Publié le 1 Oct 2013 - 12:00
GESTION DE L’EAU

 L'Etat, vache laitière pour les fermiers

 

 

Alors que les tarifs de l'eau en zone urbaine sont jugés encore trop élevés, le Trésor public participe à l'engraissement des opérateurs du secteur grâce à des prix unitaires au mètre cube artificiellement relevés à partir de 2006. Une sorte de subvention qui ne dit pas son nom ?

 

De manière plus ou moins scientifique, une certaine vérité avait fini de s'imposer dans le secteur de l'eau au Sénégal. Elle stipulait que dans ce domaine vital pour notre pays – les événements actuels qui durent depuis presque trois semaines en attestent – l'atteinte d'un équilibre financier était devenue indispensable. Ce qui explique que, entre 1999 et 2003, les prix du liquide dit précieux ont augmenté en moyenne de 3% par an. Cela veut dire que pendant quatre ans, ce sont les consommateurs qui ont renfloué le secteur pour arriver à la résorption du gap financier accumulé par le secteur.

Ces éléments d'informations, même s'ils sont disponibles ailleurs, ont été compilés dans le document intitulé «Gouvernance dans la fourniture des services d'eau potable au Sénégal : cartographie des déficits de transparence et d'intégrité», une production du Forum civil du Sénégal et de Transparency international.

Cependant, un fait se révèle à travers ledit document qui prend une dimension importante au regard des prestations attendues des «maîtres» du secteur de l'eau dans notre pays. C'est la «subvention» par laquelle l'Autorité affermante, c'est-à-dire l'Etat (SONES) concourt à satisfaire l'appétit du fermier, en l'occurrence la Sénégalaise des eaux (SDE).

Le procédé est simple, il repose sur une surfacturation de la consommation d'eau par l'administration d'Etat, et il est en vigueur (sauf changement intervenu) depuis sept ans. «Ainsi, à partir de 2006, le tarif de l'administration a connu d'abord une augmentation de près de 62% au 1er septembre 2008 (…) puis une autre de 56% (…) au début de l'année 2009, un an seulement», indique le document du Forum civil. Dans le premier cas, le prix du mètre cube d'eau est passé de 788 francs Cfa à 1277 francs Cfa ; ensuite, ce tarif a bondi à 1996 francs Cfa.

A la calculette, cette générosité jugée inexplicable de l'Etat en faveur d'un commerçant qui gagne par ailleurs beaucoup d'argent, est plus que salée pour le Trésor public. Elle a été chiffrée à la somme d'environ 5,7 milliards de francs Cfa pour l'année 2009, soit «près de 19% du chiffre d'affaires du secteur», lit-on dans le document cité plus haut.
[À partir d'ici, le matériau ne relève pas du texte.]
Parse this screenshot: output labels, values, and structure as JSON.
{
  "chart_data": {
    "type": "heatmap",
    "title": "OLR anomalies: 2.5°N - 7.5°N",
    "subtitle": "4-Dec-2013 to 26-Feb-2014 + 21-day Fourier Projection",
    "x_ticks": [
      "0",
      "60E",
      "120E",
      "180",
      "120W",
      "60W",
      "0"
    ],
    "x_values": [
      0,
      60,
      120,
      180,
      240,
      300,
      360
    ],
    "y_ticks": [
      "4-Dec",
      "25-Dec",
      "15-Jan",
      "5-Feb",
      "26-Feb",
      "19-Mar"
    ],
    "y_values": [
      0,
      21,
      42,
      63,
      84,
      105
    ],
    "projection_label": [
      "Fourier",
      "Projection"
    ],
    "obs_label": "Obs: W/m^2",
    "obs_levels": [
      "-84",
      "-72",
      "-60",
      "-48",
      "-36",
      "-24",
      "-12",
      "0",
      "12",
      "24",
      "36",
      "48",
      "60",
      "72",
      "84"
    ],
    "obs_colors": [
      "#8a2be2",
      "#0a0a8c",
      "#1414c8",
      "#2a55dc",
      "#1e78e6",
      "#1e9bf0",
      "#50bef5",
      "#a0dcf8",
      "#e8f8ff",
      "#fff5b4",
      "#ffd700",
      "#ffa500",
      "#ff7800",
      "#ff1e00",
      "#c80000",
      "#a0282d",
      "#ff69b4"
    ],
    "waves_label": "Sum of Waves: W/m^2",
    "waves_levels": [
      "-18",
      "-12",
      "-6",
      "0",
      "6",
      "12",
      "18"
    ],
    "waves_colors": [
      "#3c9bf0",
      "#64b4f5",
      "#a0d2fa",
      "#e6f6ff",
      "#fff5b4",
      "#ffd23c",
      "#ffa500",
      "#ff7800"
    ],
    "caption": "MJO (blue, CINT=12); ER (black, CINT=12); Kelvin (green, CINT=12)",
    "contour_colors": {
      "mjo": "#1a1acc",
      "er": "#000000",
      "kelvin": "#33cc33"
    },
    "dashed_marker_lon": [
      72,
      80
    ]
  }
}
«Cette situation constitue un des risques majeurs du secteur car l'Etat supporte à lui seul une charge financière trop importante estimée à près de 7 milliards de francs Cfa par an.» Si l'on considère que la facture de l'Etat avoisine 10% «de l'ensemble des volumes d'eau distribués par la SDE», on aboutit à la conclusion que «l'équilibre financier du secteur dépend en bonne partie de cette facture de l'administration», note l'étude en question. De manière officieuse, on explique cette situation : «une des hypothèses avancées pour expliquer cet état de fait est l'augmentation du prix de l'énergie qui contribue à faire croître le coût de production de l'eau». Et pour y remédier, «l'Etat a mis en place au niveau du ministère des Finances une cellule de rationalisation des consommations de l'administration chargée de proposer des solutions qui prennent en compte la vérité des prix».

Globalement, il semble donc que «l'équilibre financier du secteur» soit en jeu, et «il peut s'écrouler à tout moment» car «l'Etat supporte tout seul le coût de l'exploitation du système en acceptant de (payer) le déficit lié surtout à la flambée des prix des produits pétroliers», explique-t-on.